There are key differences in the approach to valuing a partnership interest as opposed to a shareholding in a limited company. In my experience these are not always understood and I have reviewed several valuers’ reports that simply adopt the typical approach for company share valuation without appreciating the nuanced differences. This can result in a flawed valuation. 

Legal framework

My first key observation is that valuing a partnership interest must start with an understanding of the legal framework of the partnership. The starting point should be to consider if there is a partnership agreement or, for an LLP, a Members Agreement. If not, and if the entity is a general partnership, the valuer needs to understand the implications of the Partnership Act 1890. If it is an LLP, then the Limited Liability Partnerships Act is relevant.

In any event, even if a written agreement exists, it is still necessary to understand the legal framework, the mechanics of partnership accounting and the application of income and capital gains tax to partners.

Valuation of an interest in a partnership

The starting point to assess the value of a partnership interest is to establish the balance on the partner’s capital and current accounts (including any tax reserve). The balance on these accounts represents profits already earned and due to the partner.

The second point is to consider is whether there is any value to be attributed to goodwill (i.e. the ability to generate future profits from the partner’s interest).

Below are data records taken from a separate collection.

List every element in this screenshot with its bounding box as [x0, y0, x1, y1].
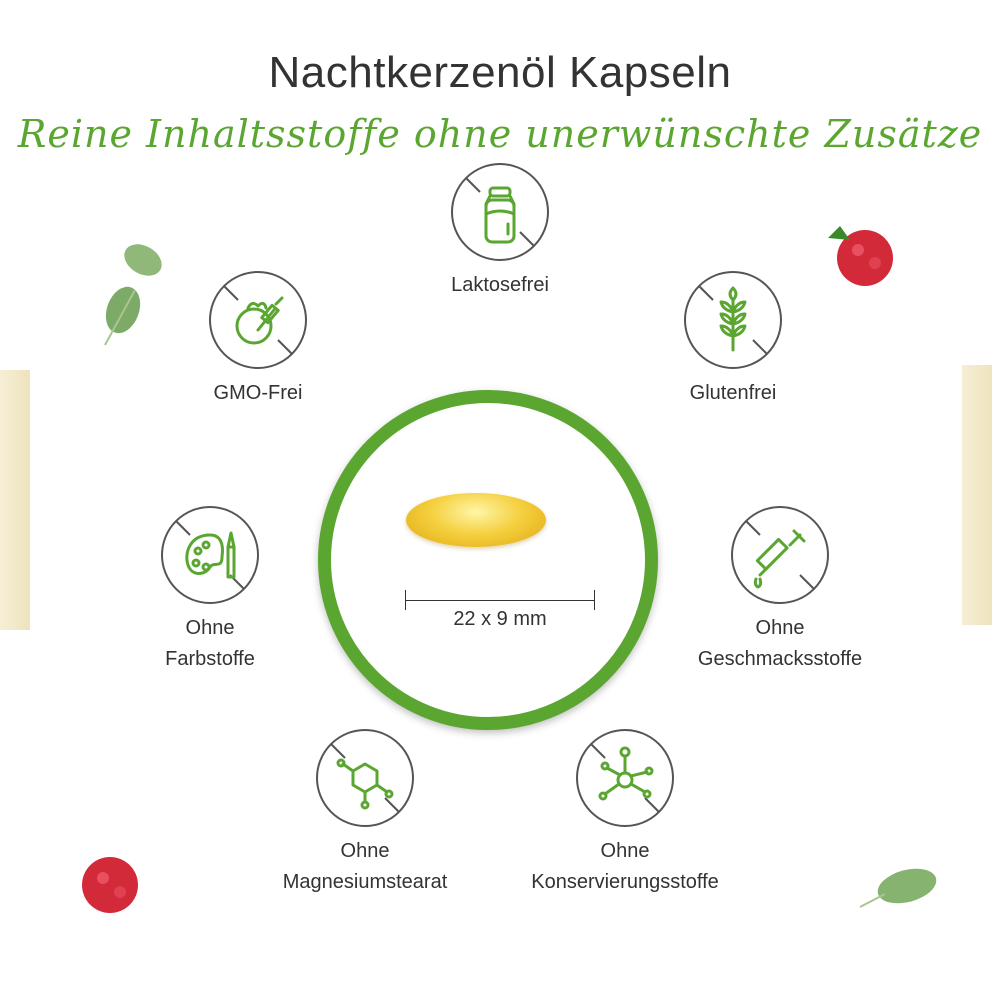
gmo-fruit-syringe-icon — [208, 270, 308, 370]
feature-label: Glutenfrei — [689, 382, 777, 404]
raspberry-decoration-top-right — [828, 226, 893, 286]
feature-label: Geschmacksstoffe — [697, 648, 863, 670]
feature-label: Ohne — [600, 840, 650, 862]
feature-label: Ohne — [755, 617, 805, 639]
leaf-decoration-top-left — [104, 244, 162, 346]
leaf-decoration-bottom-right — [859, 868, 937, 908]
feature-molecule: Ohne Konservierungsstoffe — [505, 728, 745, 898]
feature-label: Magnesiumstearat — [282, 871, 448, 893]
raspberry-decoration-bottom-left — [82, 857, 138, 913]
cream-ribbon-right — [962, 365, 992, 625]
feature-label: Farbstoffe — [165, 648, 255, 670]
milk-bottle-icon — [450, 162, 550, 262]
softgel-capsule-image — [406, 493, 546, 547]
feature-label: GMO-Frei — [213, 382, 303, 404]
capsule-size-circle — [318, 390, 658, 730]
molecule-ring-icon — [315, 728, 415, 828]
dimension-tick-left — [405, 590, 406, 610]
page-title: Nachtkerzenöl Kapseln — [268, 48, 732, 97]
feature-gmo-fruit-syringe: GMO-Frei — [138, 270, 378, 409]
paint-palette-icon — [160, 505, 260, 605]
feature-label: Laktosefrei — [451, 274, 549, 296]
feature-wheat: Glutenfrei — [613, 270, 853, 409]
cream-ribbon-left — [0, 370, 30, 630]
feature-label: Ohne — [185, 617, 235, 639]
subtitle: Reine Inhaltsstoffe ohne unerwünschte Zu… — [17, 112, 983, 156]
wheat-icon — [683, 270, 783, 370]
dimension-tick-right — [594, 590, 595, 610]
feature-label: Ohne — [340, 840, 390, 862]
feature-paint-palette: Ohne Farbstoffe — [90, 505, 330, 675]
molecule-icon — [575, 728, 675, 828]
feature-label: Konservierungsstoffe — [531, 871, 719, 893]
capsule-dimension: 22 x 9 mm — [453, 608, 547, 630]
feature-flavor-syringe: Ohne Geschmacksstoffe — [660, 505, 900, 675]
feature-molecule-ring: Ohne Magnesiumstearat — [245, 728, 485, 898]
feature-milk-bottle: Laktosefrei — [380, 162, 620, 301]
flavor-syringe-icon — [730, 505, 830, 605]
dimension-line — [405, 600, 595, 601]
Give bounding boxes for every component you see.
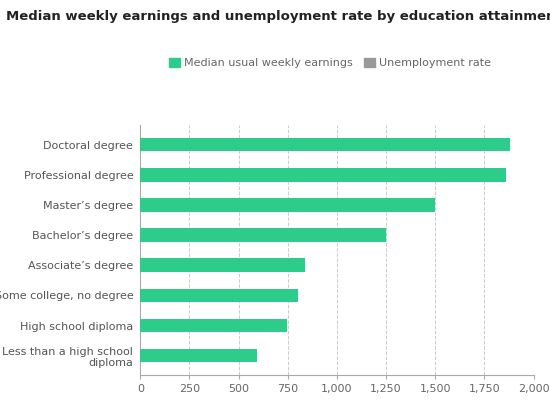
Bar xyxy=(140,289,298,302)
Bar xyxy=(140,198,434,212)
Bar xyxy=(140,349,257,362)
Bar xyxy=(140,168,506,182)
Bar xyxy=(140,259,305,272)
Bar xyxy=(140,319,287,332)
Bar xyxy=(140,138,510,151)
Legend: Median usual weekly earnings, Unemployment rate: Median usual weekly earnings, Unemployme… xyxy=(164,53,496,73)
Bar xyxy=(140,229,386,242)
Text: Median weekly earnings and unemployment rate by education attainment, 2019: Median weekly earnings and unemployment … xyxy=(6,10,550,23)
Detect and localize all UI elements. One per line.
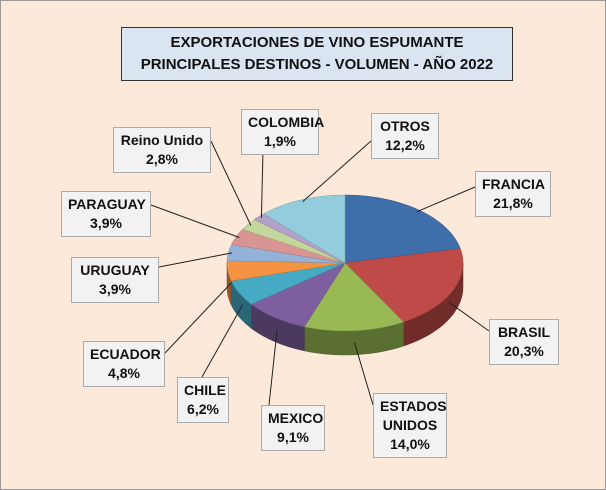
- data-label: CHILE 6,2%: [177, 377, 229, 423]
- leader-line: [354, 342, 374, 406]
- data-label: URUGUAY 3,9%: [71, 257, 159, 303]
- slice: [344, 194, 461, 264]
- data-label: COLOMBIA 1,9%: [241, 109, 325, 155]
- data-label: OTROS 12,2%: [371, 113, 439, 159]
- label-value: 1,9%: [264, 133, 296, 149]
- data-label: PARAGUAY 3,9%: [61, 191, 151, 237]
- label-name: FRANCIA: [482, 176, 545, 192]
- leader-line: [268, 329, 278, 406]
- label-name: ECUADOR: [90, 346, 161, 362]
- data-label: BRASIL 20,3%: [489, 319, 559, 365]
- chart-title: EXPORTACIONES DE VINO ESPUMANTE: [170, 34, 464, 51]
- label-value: 4,8%: [108, 365, 140, 381]
- data-label: ECUADOR 4,8%: [83, 341, 165, 387]
- label-name: Reino Unido: [120, 132, 204, 148]
- label-value: 2,8%: [146, 151, 178, 167]
- data-label: FRANCIA 21,8%: [475, 171, 551, 217]
- label-value: 12,2%: [385, 137, 425, 153]
- leader-line: [416, 186, 476, 213]
- label-name: BRASIL: [497, 324, 551, 340]
- slice: [250, 262, 346, 328]
- label-name: CHILE: [184, 382, 226, 398]
- slice: [226, 260, 346, 282]
- label-value: 6,2%: [187, 401, 219, 417]
- slice: [344, 248, 464, 323]
- slice: [263, 194, 346, 264]
- label-name: PARAGUAY: [68, 196, 146, 212]
- label-value: 21,8%: [493, 195, 533, 211]
- data-label: ESTADOS UNIDOS 14,0%: [373, 393, 447, 458]
- title-box: EXPORTACIONES DE VINO ESPUMANTE PRINCIPA…: [121, 27, 513, 81]
- data-label: MEXICO 9,1%: [261, 405, 325, 451]
- slice: [230, 262, 346, 305]
- leader-line: [150, 204, 240, 238]
- leader-line: [260, 150, 264, 218]
- leader-line: [302, 140, 372, 203]
- slice: [303, 262, 405, 332]
- label-value: 3,9%: [99, 281, 131, 297]
- leader-line: [210, 140, 252, 226]
- data-label: Reino Unido 2,8%: [113, 127, 211, 173]
- label-name: COLOMBIA: [248, 114, 325, 130]
- label-value: 20,3%: [504, 343, 544, 359]
- label-value: 3,9%: [90, 215, 122, 231]
- label-name: ESTADOS UNIDOS: [380, 398, 447, 433]
- leader-line: [164, 282, 232, 354]
- chart-subtitle: PRINCIPALES DESTINOS - VOLUMEN - AÑO 202…: [140, 56, 494, 73]
- leader-line: [449, 302, 490, 332]
- label-name: URUGUAY: [80, 262, 150, 278]
- leader-line: [158, 252, 232, 268]
- label-value: 14,0%: [390, 436, 430, 452]
- label-name: MEXICO: [268, 410, 324, 426]
- label-name: OTROS: [380, 118, 430, 134]
- label-value: 9,1%: [277, 429, 309, 445]
- leader-line: [201, 304, 243, 378]
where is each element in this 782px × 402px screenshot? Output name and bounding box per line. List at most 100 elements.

The partnership agreement or LLP Members Agreement may include provisions regarding how a partner can exit the partnership agreement and how their interest in goodwill should be valued. It is typical in professional partnerships for an exiting partner to be precluded from realising any goodwill. Alternatively, the agreement may specify how any goodwill is to be valued.

Once the legal and commercial framework is understood, the valuer can determine if there is any value attributable to the partner’s interest beyond their capital and current accounts. Any value that is attributable to goodwill will be liable to capital gains tax.

To decide how to value goodwill, the valuer must ascertain the operation of the partnership. Partnerships often trade from property that is not owned by the partnership and there may not be formal agreements as to the ongoing right of the partnership to use these assets. The ownership of key assets may impact the actual influence and control of the partnership.

The valuer should also understand the sector and current trends. For example, in the accountancy sector there is considerable consolidation at present and opportunities to sell practices to consolidators or private equity. An understanding of the likely valuation parameters is vital. 

Tax considerations

The taxation of partnerships is also very different to the taxation of company shareholder directors.

Equity partners receive a profit share which is then taxed as income through self assessment. In addition, they are liable to national insurance contributions, albeit at a favourable rate compared to employees. In most cases the partner is responsible for paying their income tax from their own bank account. However, in some cases the partnership retains a tax reserve for each partner.

A further tax consideration is the taxation of any partnership property that is chargeable to capital gains tax and any property held personally but which is used by the partnership.

Future sustainable income and liquidity

Future sustainable income should be considered in the context of historic profits and the drawings policy (if one exists). The starting point is to consider a weighted average of the profit share of the partner in recent years. There may be a monthly fixed draw which is topped up annually with a “bonus” which is calculated in accordance with a formula in the partnership agreement or it may be discretionary.

Extraction of liquidity should be considered in the context of the legal framework. In larger partnerships it is unlikely an individual partner can extract any additional sum outside the normal drawings. 

Conclusion

The valuation of a partnership interest should not be estimated by following the standard approach to company valuation. I recommend family lawyers ensure the single joint expert has experience in advising and valuing partnerships (both in terms of the accounting and tax).